Averaging some model parameters

I have k classes, for each of which I have trained a model. I would like to create a new model whose architecture is identical and whose parameters are the weighted average of the corresponding parameters of each of my k models according to some specified distribution p (e.g. [0.1, 0.2, 0.7] for k=3).

My goal is to construct such a model, evaluate it on data, and then have gradient propagate back to the original models (the intermediate averaged model does not matter to me). Would someone be able to help me understand the best way to do this?

To simply average the parameters of multiple models you could use this approach. However, based on your description you would like to calculate the gradients for the parameters in the original models, so using the averaged state_dict wouldn’t work.
Instead I think the right approach would be to create the new averaged tensors from all models and use the functional API for these new tensors.
Something like this would work:

model1 = nn.Linear(10, 10)
model2 = nn.Linear(10, 10)

new_weight = (model1.weight + model2.weight) / 2.
new_bias = (model1.bias + model2.bias) / 2.

x = torch.randn(1, 10)
out = F.linear(x, new_weight, new_bias)

out.mean().backward()

for name, param in model1.named_parameters():
    print(name, param.grad)
    
for name, param in model2.named_parameters():
    print(name, param.grad)

Although it seems to be quite cumbersome, so maybe someone else would have a better and cleaner approach.
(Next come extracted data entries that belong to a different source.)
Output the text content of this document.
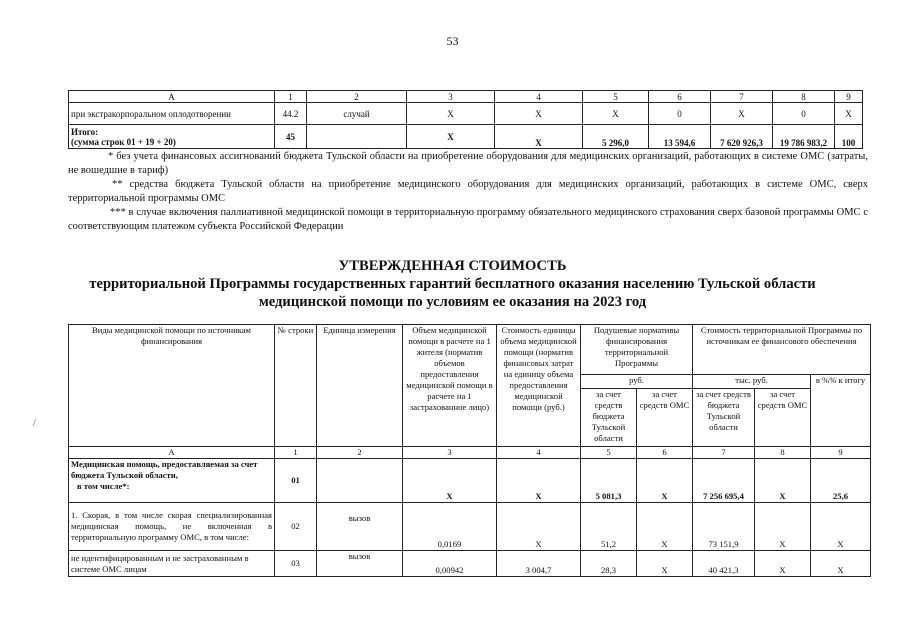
53
А	1	2	3	4	5	6	7	8	9
при экстракорпоральном оплодотворении	44.2	случай	X	X	X	0	X	0	X

Итого:
(сумма строк 01 + 19 + 20)	45		X	X	5 296,0	13 594,6	7 620 926,3	19 786 983,2	100

* без учета финансовых ассигнований бюджета Тульской области на приобретение оборудования для медицинских организаций, работающих в системе ОМС (затраты, не вошедшие в тариф)

** средства бюджета Тульской области на приобретение медицинского оборудования для медицинских организаций, работающих в системе ОМС, сверх территориальной программы ОМС

*** в случае включения паллиативной медицинской помощи в территориальную программу обязательного медицинского страхования сверх базовой программы ОМС с соответствующим платежом субъекта Российской Федерации

УТВЕРЖДЕННАЯ СТОИМОСТЬ
территориальной Программы государственных гарантий бесплатного оказания населению Тульской области
медицинской помощи по условиям ее оказания на 2023 год
/
Виды медицинской помощи по источникам финансирования	№ строки	Единица измерения	Объем медицинской помощи в расчете на 1 жителя (норматив объемов предоставления медицинской помощи в расчете на 1 застрахованное лицо)	Стоимость единицы объема медицинской помощи (норматив финансовых затрат на единицу объема предоставления медицинской помощи (руб.)	Подушевые нормативы финансирования территориальной Программы		Стоимость территориальной Программы по источникам ее финансового обеспечения		
					руб.		тыс. руб.		в %% к итогу
					за счет средств бюджета Тульской области	за счет средств ОМС	за счет средств бюджета Тульской области	за счет средств ОМС	
А	1	2	3	4	5	6	7	8	9

Медицинская помощь, предоставляемая за счет бюджета Тульской области,
в том числе*:	01		X	X	5 081,3	X	7 256 695,4	X	25,6
1. Скорая, в том числе скорая специализированная медицинская помощь, не включенная в территориальную программу ОМС, в том числе:	02	вызов	0,0169	X	51,2	X	73 151,9	X	X
не идентифицированным и не застрахованным в системе ОМС лицам	03	вызов	0,00942	3 004,7	28,3	X	40 421,3	X	X
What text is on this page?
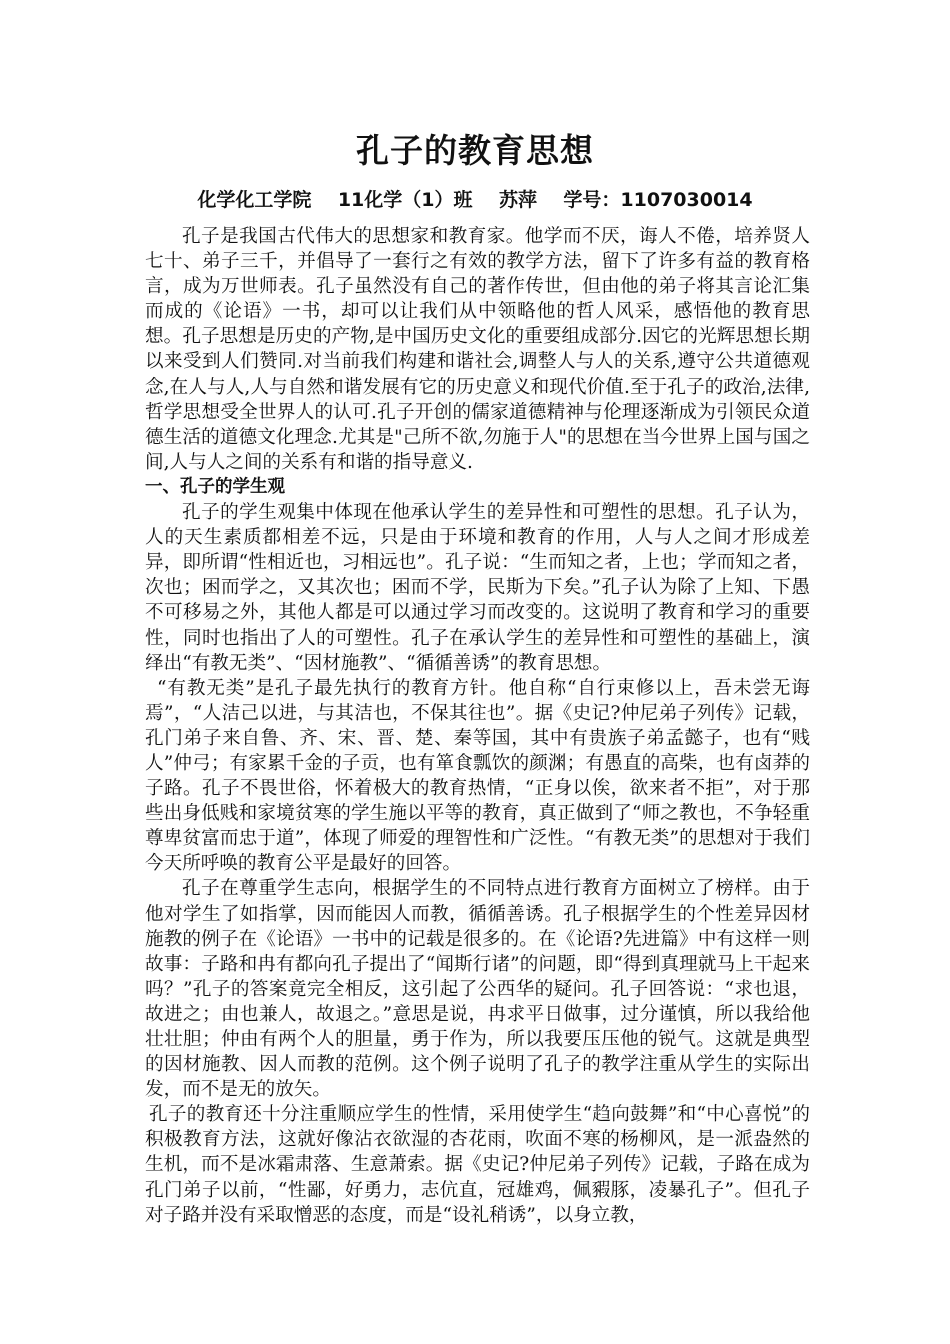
孔子的教育思想
化学化工学院    11化学（1）班    苏萍    学号：1107030014

孔子是我国古代伟大的思想家和教育家。他学而不厌，诲人不倦，培养贤人七十、弟子三千，并倡导了一套行之有效的教学方法，留下了许多有益的教育格言，成为万世师表。孔子虽然没有自己的著作传世，但由他的弟子将其言论汇集而成的《论语》一书，却可以让我们从中领略他的哲人风采，感悟他的教育思想。孔子思想是历史的产物,是中国历史文化的重要组成部分.因它的光辉思想长期以来受到人们赞同.对当前我们构建和谐社会,调整人与人的关系,遵守公共道德观念,在人与人,人与自然和谐发展有它的历史意义和现代价值.至于孔子的政治,法律,哲学思想受全世界人的认可.孔子开创的儒家道德精神与伦理逐渐成为引领民众道德生活的道德文化理念.尤其是"己所不欲,勿施于人"的思想在当今世界上国与国之间,人与人之间的关系有和谐的指导意义.

一、孔子的学生观

孔子的学生观集中体现在他承认学生的差异性和可塑性的思想。孔子认为，人的天生素质都相差不远，只是由于环境和教育的作用，人与人之间才形成差异，即所谓“性相近也，习相远也”。孔子说：“生而知之者，上也；学而知之者，次也；困而学之，又其次也；困而不学，民斯为下矣。”孔子认为除了上知、下愚不可移易之外，其他人都是可以通过学习而改变的。这说明了教育和学习的重要性，同时也指出了人的可塑性。孔子在承认学生的差异性和可塑性的基础上，演绎出“有教无类”、“因材施教”、“循循善诱”的教育思想。

“有教无类”是孔子最先执行的教育方针。他自称“自行束修以上，吾未尝无诲焉”，“人洁己以进，与其洁也，不保其往也”。据《史记?仲尼弟子列传》记载，孔门弟子来自鲁、齐、宋、晋、楚、秦等国，其中有贵族子弟孟懿子，也有“贱人”仲弓；有家累千金的子贡，也有箪食瓢饮的颜渊；有愚直的高柴，也有卤莽的子路。孔子不畏世俗，怀着极大的教育热情，“正身以俟，欲来者不拒”，对于那些出身低贱和家境贫寒的学生施以平等的教育，真正做到了“师之教也，不争轻重尊卑贫富而忠于道”，体现了师爱的理智性和广泛性。“有教无类”的思想对于我们今天所呼唤的教育公平是最好的回答。

孔子在尊重学生志向，根据学生的不同特点进行教育方面树立了榜样。由于他对学生了如指掌，因而能因人而教，循循善诱。孔子根据学生的个性差异因材施教的例子在《论语》一书中的记载是很多的。在《论语?先进篇》中有这样一则故事：子路和冉有都向孔子提出了“闻斯行诸”的问题，即“得到真理就马上干起来吗？”孔子的答案竟完全相反，这引起了公西华的疑问。孔子回答说：“求也退，故进之；由也兼人，故退之。”意思是说，冉求平日做事，过分谨慎，所以我给他壮壮胆；仲由有两个人的胆量，勇于作为，所以我要压压他的锐气。这就是典型的因材施教、因人而教的范例。这个例子说明了孔子的教学注重从学生的实际出发，而不是无的放矢。

孔子的教育还十分注重顺应学生的性情，采用使学生“趋向鼓舞”和“中心喜悦”的积极教育方法，这就好像沾衣欲湿的杏花雨，吹面不寒的杨柳风，是一派盎然的生机，而不是冰霜肃落、生意萧索。据《史记?仲尼弟子列传》记载，子路在成为孔门弟子以前，“性鄙，好勇力，志伉直，冠雄鸡，佩豭豚，凌暴孔子”。但孔子对子路并没有采取憎恶的态度，而是“设礼稍诱”，以身立教，
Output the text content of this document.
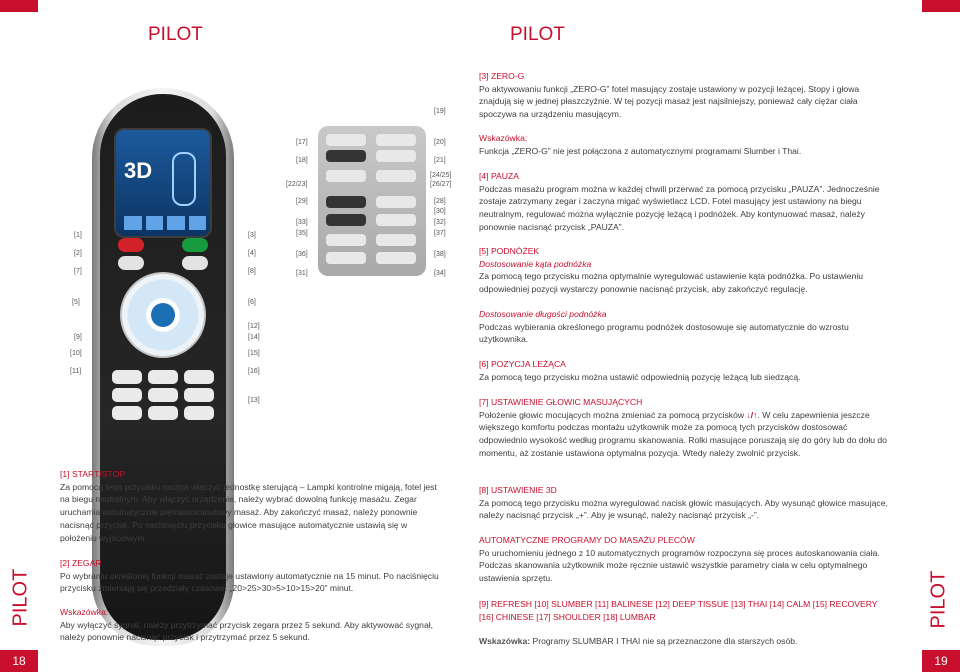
PILOT	PILOT
PILOT	PILOT
18	19
3D
[1]
[2]
[7]
[5]
[9]
[10]
[11]
[3]
[4]
[8]
[6]
[12]
[14]
[15]
[16]
[13]
[17]
[18]
[22/23]
[29]
[33]
[35]
[36]
[31]
[19]
[20]
[21]
[24/25]
[26/27]
[28]
[30]
[32]
[37]
[38]
[34]

[1] START/STOP

Za pomocą tego przycisku można włączyć jednostkę sterującą – Lampki kontrolne migają, fotel jest na biegu neutralnym. Aby włączyć urządzenie, należy wybrać dowolną funkcję masażu. Zegar uruchamia automatycznie piętnastominutowy masaż. Aby zakończyć masaż, należy ponownie nacisnąć przycisk. Po naciśnięciu przycisku głowice masujące automatycznie ustawią się w położeniu wyjściowym.

[2] ZEGAR

Po wybraniu określonej funkcji masaż zostaje ustawiony automatycznie na 15 minut. Po naciśnięciu przycisku zmieniają się przedziały czasowe: „20>25>30>5>10>15>20” minut.

Wskazówka:

Aby wyłączyć sygnał, należy przytrzymać przycisk zegara przez 5 sekund. Aby aktywować sygnał, należy ponownie nacisnąć przycisk i przytrzymać przez 5 sekund.

[3] ZERO-G

Po aktywowaniu funkcji „ZERO-G” fotel masujący zostaje ustawiony w pozycji leżącej. Stopy i głowa znajdują się w jednej płaszczyźnie. W tej pozycji masaż jest najsilniejszy, ponieważ cały ciężar ciała spoczywa na urządzeniu masującym.

Wskazówka:

Funkcja „ZERO-G” nie jest połączona z automatycznymi programami Slumber i Thai.

[4] PAUZA

Podczas masażu program można w każdej chwili przerwać za pomocą przycisku „PAUZA”. Jednocześnie zostaje zatrzymany zegar i zaczyna migać wyświetlacz LCD. Fotel masujący jest ustawiony na biegu neutralnym, regulować można wyłącznie pozycję leżącą i podnóżek. Aby kontynuować masaż, należy ponownie nacisnąć przycisk „PAUZA”.

[5] PODNÓŻEK

Dostosowanie kąta podnóżka

Za pomocą tego przycisku można optymalnie wyregulować ustawienie kąta podnóżka. Po ustawieniu odpowiedniej pozycji wystarczy ponownie nacisnąć przycisk, aby zakończyć regulację.

Dostosowanie długości podnóżka

Podczas wybierania określonego programu podnóżek dostosowuje się automatycznie do wzrostu użytkownika.

[6] POZYCJA LEŻĄCA

Za pomocą tego przycisku można ustawić odpowiednią pozycję leżącą lub siedzącą.

[7] USTAWIENIE GŁOWIC MASUJĄCYCH

Położenie głowic mocujących można zmieniać za pomocą przycisków ↓/↑. W celu zapewnienia jeszcze większego komfortu podczas montażu użytkownik może za pomocą tych przycisków dostosować odpowiednio wysokość według programu skanowania. Rolki masujące poruszają się do góry lub do dołu do momentu, aż zostanie ustawiona optymalna pozycja. Wtedy należy zwolnić przycisk.

[8] USTAWIENIE 3D

Za pomocą tego przycisku można wyregulować nacisk głowic masujących. Aby wysunąć głowice masujące, należy nacisnąć przycisk „+”. Aby je wsunąć, należy nacisnąć przycisk „-”.

AUTOMATYCZNE PROGRAMY DO MASAŻU PLECÓW

Po uruchomieniu jednego z 10 automatycznych programów rozpoczyna się proces autoskanowania ciała. Podczas skanowania użytkownik może ręcznie ustawić wszystkie parametry ciała w celu optymalnego ustawienia sprzętu.

[9] REFRESH [10] SLUMBER [11] BALINESE [12] DEEP TISSUE [13] THAI [14] CALM [15] RECOVERY

[16] CHINESE [17] SHOULDER [18] LUMBAR

Wskazówka: Programy SLUMBAR I THAI nie są przeznaczone dla starszych osób.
Thanks so much! This certainly works for very simple models but I agree is extremely cumbersome for larger ones. Do you know why it is that nn.Parameters don’t retain the gradient of the tensors which are used to create then?

nn.Parameter would recreate a new parameter without any gradient history. While this new parameter would then get the gradients the two tensors used to create it wouldn’t.

Yeah; a bit of searching around showed me that this is still an open issue. Hopefully this is a feature added soon. For now the thread is closed. Thanks again @ptrblck !

If there are “real” models, this approach is infeasible (e.g. there is no “attention” functional and you need to reimplement everything anew). Is there another way someone figured for that?